Então surgiu em minha cabeça que ainda havia uma chance diante de mim. Enquanto Moreau e Montgomery e sua turba bestial perseguiam-me através da ilha, eu não poderia dar a volta até chegar à cercada deles, - fazer uma marcha de flanco sobre eles, de fato, e, em seguida, com [119]uma rocha arrancada de sua parede frouxamente construída, esmagar a fechadura da porta menor e ver o que poderia encontrar (faca, pistola, ou seja o que for) para lutar com eles quando eles retornarem? De qualquer maneira, era algo para tentar.
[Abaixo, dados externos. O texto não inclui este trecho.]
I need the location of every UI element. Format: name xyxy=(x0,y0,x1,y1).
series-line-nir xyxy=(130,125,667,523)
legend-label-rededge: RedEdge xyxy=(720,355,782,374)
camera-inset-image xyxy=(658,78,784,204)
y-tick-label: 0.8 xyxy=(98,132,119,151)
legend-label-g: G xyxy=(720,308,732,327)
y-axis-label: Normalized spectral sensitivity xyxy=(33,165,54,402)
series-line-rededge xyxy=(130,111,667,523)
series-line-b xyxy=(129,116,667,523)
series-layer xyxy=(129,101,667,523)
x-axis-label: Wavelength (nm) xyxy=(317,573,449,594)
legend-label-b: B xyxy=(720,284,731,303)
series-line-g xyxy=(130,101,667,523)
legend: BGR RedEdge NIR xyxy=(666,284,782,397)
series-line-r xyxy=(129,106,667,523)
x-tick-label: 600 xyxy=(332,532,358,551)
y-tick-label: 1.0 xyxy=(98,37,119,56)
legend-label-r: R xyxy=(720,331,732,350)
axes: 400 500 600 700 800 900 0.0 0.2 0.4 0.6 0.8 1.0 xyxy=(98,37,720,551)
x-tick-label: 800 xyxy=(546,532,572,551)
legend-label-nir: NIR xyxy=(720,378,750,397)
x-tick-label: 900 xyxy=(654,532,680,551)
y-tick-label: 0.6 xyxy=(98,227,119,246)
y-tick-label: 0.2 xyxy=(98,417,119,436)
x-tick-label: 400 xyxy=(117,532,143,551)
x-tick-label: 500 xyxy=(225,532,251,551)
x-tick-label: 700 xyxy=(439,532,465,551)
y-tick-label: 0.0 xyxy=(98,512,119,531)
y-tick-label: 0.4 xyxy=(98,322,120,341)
Assim eu me virei na direção oeste e caminhei ao longo da borda da água. O sol poente brilhou o seu calor cegante em meus olhos. A leve maré do pacífico estava correndo para dentro com uma ondulação gentil. Logo a costa desapareceu na direção sul, e o sol circulou sobre minha mão direita. Então, subitamente, longe à minha frente, e eu vi, primeiro uma e então várias, figuras emergindo a partir dos arbustos, Moreau, com seu cão de caça cinzento, em seguida, Montgomery, e outros dois. Diante disso, eu parei.

Eles viram-me, e começaram gesticulando e avançando. Eu permaneci observando eles aproximando-se. Os dois homens-besta avançaram correndo para me remover da vegetação rasteira, em direção à terra. Montgomery vinha, também correndo, mais diretamente na minha direção. Moreau seguia mais lentamente, com o cão.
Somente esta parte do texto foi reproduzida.